Local council monopoly purchasing power, and the distorted market in social care

Given that local authorities’ residential care homes were not up to inspection standards, and usually had a much higher cost base than privately run homes, the traditional council care home was progressively shut, and councils have been bought places in the private and voluntary sectors. In effect, a discrete and highly distorted care market sector was created. Local authorities used their bulk-purchase buying power to drive the costs of their placements below the economic cost of providing them. The care providers responded to this monopoly purchasing power by applying greater charges to self funders, who now effectively subsidise publicly-provided care bought by local authorities.

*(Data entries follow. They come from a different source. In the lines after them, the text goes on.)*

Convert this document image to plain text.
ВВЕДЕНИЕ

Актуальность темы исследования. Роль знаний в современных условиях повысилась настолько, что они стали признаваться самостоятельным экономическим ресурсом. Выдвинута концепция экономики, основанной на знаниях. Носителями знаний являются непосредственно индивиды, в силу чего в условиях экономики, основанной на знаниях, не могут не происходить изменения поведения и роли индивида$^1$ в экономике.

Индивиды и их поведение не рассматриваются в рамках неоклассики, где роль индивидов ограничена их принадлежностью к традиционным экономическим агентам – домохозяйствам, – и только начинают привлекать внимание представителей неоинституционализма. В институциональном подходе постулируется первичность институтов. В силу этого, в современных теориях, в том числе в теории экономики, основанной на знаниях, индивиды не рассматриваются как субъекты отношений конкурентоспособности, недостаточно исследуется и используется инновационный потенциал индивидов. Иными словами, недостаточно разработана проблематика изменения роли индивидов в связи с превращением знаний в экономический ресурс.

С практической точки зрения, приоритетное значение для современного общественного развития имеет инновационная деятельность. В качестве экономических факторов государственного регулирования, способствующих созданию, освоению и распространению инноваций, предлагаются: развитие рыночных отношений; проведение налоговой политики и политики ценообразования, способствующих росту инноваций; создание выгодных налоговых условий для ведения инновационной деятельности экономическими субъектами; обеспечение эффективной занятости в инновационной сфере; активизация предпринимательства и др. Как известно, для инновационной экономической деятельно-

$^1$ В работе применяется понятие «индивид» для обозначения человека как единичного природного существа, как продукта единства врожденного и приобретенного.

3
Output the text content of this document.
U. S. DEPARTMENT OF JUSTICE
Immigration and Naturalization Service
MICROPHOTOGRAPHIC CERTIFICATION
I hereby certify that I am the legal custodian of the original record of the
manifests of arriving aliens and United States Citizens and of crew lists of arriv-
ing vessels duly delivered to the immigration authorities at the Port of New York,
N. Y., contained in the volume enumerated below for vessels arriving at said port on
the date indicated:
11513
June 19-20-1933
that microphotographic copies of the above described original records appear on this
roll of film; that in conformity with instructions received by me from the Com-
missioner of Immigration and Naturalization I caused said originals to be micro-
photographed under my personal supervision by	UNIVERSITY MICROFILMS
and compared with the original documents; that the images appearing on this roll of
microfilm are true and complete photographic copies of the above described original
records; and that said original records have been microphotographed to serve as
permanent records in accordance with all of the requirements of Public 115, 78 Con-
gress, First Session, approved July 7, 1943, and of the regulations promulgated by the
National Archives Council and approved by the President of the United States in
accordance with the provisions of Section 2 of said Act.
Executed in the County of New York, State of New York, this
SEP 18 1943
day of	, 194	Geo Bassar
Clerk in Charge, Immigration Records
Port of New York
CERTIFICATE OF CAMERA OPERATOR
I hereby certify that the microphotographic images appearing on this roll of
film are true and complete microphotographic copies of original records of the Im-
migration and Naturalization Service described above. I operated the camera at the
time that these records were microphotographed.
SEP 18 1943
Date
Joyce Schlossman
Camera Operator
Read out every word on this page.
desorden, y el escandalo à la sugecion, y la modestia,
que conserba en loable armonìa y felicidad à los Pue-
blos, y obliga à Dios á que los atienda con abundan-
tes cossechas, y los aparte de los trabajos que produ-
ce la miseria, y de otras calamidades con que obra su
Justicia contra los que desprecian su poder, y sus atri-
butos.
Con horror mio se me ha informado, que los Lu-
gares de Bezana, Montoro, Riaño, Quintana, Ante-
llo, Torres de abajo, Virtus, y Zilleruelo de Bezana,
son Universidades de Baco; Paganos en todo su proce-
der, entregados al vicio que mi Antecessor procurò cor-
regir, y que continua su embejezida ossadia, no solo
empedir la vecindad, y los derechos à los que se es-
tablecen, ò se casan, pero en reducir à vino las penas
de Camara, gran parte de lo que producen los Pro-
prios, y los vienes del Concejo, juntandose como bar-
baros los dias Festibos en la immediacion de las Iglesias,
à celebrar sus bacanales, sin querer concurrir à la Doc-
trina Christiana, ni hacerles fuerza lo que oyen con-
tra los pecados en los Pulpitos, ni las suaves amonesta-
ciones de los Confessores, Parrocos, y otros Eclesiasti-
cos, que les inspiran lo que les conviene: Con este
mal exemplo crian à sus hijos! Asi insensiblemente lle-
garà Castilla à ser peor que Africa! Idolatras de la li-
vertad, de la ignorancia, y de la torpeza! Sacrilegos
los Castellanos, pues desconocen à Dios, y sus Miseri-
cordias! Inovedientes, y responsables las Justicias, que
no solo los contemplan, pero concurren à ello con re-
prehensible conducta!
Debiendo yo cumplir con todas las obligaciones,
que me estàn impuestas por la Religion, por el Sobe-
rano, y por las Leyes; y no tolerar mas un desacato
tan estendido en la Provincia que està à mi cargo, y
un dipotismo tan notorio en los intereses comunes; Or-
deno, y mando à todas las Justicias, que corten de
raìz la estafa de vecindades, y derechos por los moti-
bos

Biting the bullet and re-ordering public spending priorities

The resolution of this dog’s breakfast is the recognition that the state will have to spend more on social care. It should be funded out of general taxation as part of normal public expenditure, rather than through a convoluted, hypothecated, and potentially contentious financing measure. Part of that cost will be the ending of the means testing of the care that creates the fundamental incoherence between the NHS medical care and local authority social care provision. Until this incoherence is resolved, little fundamental progress will be made in resolving the matter of whether social care and medical care can be brought together within the health service, as they are in Northern Ireland, so responsibility is divided between the NHS and councils in the rest of the UK.

Social care of the elderly needs to be given greater priority within UK public expenditure. Apart from the incoherence between the means-testing arrangements for health and social care, more money needs to be placed into a care system where regulation has increased the costs of provision. Policy has been at war with itself: standards of regulation and inspection have been raised, funding of care has been subjected to an unrealistically tight budget constraint, and the number of people needing care has increased.

The costs are affordable at around at 2 per cent of GDP in relation to present public spending of about 1 per cent of GDP. Health currently absorbs 7.3 per cent of GDP, and the state pension accounts for 5.2 per cent of national income. This all comes down to a matter of reordering priorities within public expenditure, and would be more than covered by redirecting the UK’s net contribution to the EU budget. The present Conservative government has the opportunity to undertake a fundamental reform of the welfare state, which would complete its range of provision, and ensure that it cohered in a practical manner that helps families.